• 1921 yilinda ingiltere'de dogmus, 1999 yilinda yine ayni ulke sinirlari icinde hayata veda etmis unlu oyuncu. asil adi derek van den bogaerde'dir ve hollanda asillidir*. gerek yetenegi gerekse yakisikliligi ile dikkat ceken bogarde, '60'li yillardan itibaren saygin bir oyuncu konumuna gecmistir. luchino visconti, rainer werner fassbinder, alain resnais beraber calismis oldugu onemli yonetmenlerden sadece bazilaridir. en verimli isbirligiyse joseph losey ile olmustur. yonetmenin basyapiti the servant, bogarde'a en iyi ingiliz erkek oyuncu dalinda bafta* odulu kazandirmistir.
    ayrica john schlesinger'in darling filminde julie christie ile muthis bir ikili olusturmustur. metro istasyonunda kavga ettikleri sahne bir klasiktir.
  • huzursuz, tedirgin görüntüsüyle güzelleşen aktör. insanın alıp şefkat gösteresi, psikoloğa götüresi gelir.
  • sevin okyay radikal cumartesi'de kendisine ithafen soyle bir yazi kaleme almis: http://www.radikal.com.tr/…10/2003&tarih=26/10/2003
    yazinin acilisina bakarsak the servant bu aralar cnbc e'de gosterilecek. haydi bakalim, izlememis olanlar yasadi.
  • bana tedirginliği ve gerginliği hissettiren accident filminde tedirgin ifadesiyle yer almış aktör.
  • “cinema is just a form of masturbation.” *
  • bana james mason'ı hatırlatan, onun gibi ingiliz olan, joseph losey filmleriyle tanışma şerefine nail olduğum özel bir oyuncudur.
  • kartpostal artistliğinden ağır filmlerin vazgeçilmez aktörlüğüne uzanan ilginç bir hayatı varmış meğer. bbc'nin şu makalesini okuyana dek kariyerinin ilk kısmından habersizdim.

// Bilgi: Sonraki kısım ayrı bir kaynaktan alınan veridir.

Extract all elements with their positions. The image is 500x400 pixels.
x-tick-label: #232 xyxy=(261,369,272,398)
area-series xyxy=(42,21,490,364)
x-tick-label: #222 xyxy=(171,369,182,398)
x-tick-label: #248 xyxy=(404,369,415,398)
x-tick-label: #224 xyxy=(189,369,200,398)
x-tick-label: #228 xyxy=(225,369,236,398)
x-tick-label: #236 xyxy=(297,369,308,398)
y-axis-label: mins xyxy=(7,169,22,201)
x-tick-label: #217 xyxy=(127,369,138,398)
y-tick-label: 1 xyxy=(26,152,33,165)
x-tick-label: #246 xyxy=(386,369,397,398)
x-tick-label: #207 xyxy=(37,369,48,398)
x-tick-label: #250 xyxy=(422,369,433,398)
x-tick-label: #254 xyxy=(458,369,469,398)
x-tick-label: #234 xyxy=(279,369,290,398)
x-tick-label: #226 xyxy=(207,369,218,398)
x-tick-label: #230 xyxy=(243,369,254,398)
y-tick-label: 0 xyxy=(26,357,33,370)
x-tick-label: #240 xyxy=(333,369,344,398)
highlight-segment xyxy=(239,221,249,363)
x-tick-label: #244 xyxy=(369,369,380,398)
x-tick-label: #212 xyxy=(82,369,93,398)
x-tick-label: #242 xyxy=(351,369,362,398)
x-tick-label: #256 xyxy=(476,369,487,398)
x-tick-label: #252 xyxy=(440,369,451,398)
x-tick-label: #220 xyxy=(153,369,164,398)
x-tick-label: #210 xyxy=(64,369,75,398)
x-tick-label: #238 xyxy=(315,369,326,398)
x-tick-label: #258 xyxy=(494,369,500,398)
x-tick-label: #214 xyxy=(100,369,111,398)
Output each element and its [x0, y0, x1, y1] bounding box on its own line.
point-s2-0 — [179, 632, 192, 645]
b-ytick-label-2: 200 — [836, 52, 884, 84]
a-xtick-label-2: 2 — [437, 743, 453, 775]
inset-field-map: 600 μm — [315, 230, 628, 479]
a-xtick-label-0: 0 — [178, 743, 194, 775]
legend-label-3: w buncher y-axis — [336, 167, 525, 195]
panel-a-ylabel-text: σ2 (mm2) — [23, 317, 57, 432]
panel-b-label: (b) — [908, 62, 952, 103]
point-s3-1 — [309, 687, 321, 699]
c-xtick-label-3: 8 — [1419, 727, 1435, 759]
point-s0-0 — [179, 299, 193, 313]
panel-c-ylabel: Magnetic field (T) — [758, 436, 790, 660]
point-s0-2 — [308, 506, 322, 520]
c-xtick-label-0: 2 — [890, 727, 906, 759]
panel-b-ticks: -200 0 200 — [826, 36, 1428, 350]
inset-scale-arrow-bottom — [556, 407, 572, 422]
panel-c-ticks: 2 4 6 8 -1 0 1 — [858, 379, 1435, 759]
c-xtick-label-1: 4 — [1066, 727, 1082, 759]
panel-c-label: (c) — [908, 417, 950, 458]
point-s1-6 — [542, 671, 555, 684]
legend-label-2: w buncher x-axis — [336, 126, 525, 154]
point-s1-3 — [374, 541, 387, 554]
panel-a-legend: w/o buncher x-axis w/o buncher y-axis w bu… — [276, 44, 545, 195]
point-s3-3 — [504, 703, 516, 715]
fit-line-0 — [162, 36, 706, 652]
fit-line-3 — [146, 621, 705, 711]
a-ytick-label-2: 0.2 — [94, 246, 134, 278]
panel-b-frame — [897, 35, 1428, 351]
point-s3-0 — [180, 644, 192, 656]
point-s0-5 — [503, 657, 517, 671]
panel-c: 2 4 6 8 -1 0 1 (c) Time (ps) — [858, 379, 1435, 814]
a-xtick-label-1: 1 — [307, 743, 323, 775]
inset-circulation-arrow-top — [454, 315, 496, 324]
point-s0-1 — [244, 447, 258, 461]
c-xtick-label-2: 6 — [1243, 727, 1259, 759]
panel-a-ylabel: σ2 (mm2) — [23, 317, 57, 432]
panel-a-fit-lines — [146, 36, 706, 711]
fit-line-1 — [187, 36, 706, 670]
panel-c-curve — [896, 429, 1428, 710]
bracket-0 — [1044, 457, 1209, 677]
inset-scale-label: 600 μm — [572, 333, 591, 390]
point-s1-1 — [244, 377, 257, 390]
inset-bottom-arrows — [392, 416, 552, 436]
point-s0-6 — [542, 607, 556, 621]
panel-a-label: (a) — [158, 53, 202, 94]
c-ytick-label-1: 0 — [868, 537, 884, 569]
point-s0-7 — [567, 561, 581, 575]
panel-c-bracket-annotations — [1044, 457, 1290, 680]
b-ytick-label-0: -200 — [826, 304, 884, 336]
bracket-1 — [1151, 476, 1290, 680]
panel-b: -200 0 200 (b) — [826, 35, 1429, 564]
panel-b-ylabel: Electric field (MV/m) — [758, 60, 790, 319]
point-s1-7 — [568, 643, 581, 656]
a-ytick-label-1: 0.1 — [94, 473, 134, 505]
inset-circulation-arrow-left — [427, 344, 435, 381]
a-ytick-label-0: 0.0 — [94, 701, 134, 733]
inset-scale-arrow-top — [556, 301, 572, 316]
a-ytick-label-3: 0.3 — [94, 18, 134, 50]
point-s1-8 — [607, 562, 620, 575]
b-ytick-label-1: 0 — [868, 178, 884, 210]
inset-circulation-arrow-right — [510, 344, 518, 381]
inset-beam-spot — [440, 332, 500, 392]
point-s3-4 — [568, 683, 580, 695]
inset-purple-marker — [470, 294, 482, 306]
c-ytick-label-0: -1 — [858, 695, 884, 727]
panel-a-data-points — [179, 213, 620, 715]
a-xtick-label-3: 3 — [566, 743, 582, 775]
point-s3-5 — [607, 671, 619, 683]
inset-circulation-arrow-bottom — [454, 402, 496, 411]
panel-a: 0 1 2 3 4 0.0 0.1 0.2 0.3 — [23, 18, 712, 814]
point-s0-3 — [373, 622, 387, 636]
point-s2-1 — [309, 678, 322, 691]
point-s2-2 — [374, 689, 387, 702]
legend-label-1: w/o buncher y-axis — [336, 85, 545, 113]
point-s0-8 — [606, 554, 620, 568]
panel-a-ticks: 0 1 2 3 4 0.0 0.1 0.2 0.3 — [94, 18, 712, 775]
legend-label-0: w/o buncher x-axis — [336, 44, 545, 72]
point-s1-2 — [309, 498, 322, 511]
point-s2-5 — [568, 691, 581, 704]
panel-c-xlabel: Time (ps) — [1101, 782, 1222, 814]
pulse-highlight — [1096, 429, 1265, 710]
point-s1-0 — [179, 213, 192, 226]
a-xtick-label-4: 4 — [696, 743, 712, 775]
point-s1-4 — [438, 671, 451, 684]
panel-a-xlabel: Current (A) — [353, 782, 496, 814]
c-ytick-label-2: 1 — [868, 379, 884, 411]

    ben onu ilk il portiere di notte ile tanıdım. filmi seyredip hayran kaldıktan sonra, ''ben böyle bir hikâyeye nasıl hayran kalabilirim?'' diye çok şaşırmıştım. liliana cavani, dirk bogarde ve charlotte rampling hep beraber bir iş kotarırsa mümkünmüş demek ki. onlardan biri eksik olsa bu filmin ucuz bir denemeden ibaret kalacağını düşünüyordum bir süredir. bağlantısını verdiğim makalade, cavani ve rampling'in buna yakın şekilde düşündüklerini okuyunca da kendi kendime mutlu oldum...
  • gerçek adı derek jules gaspard ulric niven van den bogaerde'dir, flamandır. anthony forwood adlı aktörle 40 yıllık eşcinsel birlikteliği olsa da forwood gibi bogarde de biseksüel bir aktördü. song without end filminde birlikte rol aldığı, yine biseksüel olan capucine'yi bogarde evlilik isteyecek kadar çok sevmiş, istemiş ama capucine buna sıcak bakmayıp bogarde ile arkadaş kalmış çok güzel fotoğrafları var

    bogarde, 40 yıllık eşcinsel birlikteliğine rağmen kariyeri için hiçbir zaman bunun medyada duyurulmasını istememiş, bu kimliğini ortaya sürmemiştir. 50'li yılların en meşhur britanyalı aktörü olmuş olduğunu ve 1967'ye kadar britanya'da eşcinselliğin suç olduğunu düşünürsek anlaşılabilir bir durum. buna rağmen 1961 yapımı the victim filminde cinsel kimliği üzerinden şantaja maruz kalan evli ve çocuklu ama eşcinsel bir avukatı canlandırarak cesur bir hamle yapmıştır. sinema tarihinde homosexual (eşcinsel) kelimesinin kullanıldığı ilk ingilizce filmdir. bundan sadece iki yıl sonra oynadığı, britanya sinemasının seçkin filmlerinden the servant'ta da gizli eşcinsellik teması yer almaktadır.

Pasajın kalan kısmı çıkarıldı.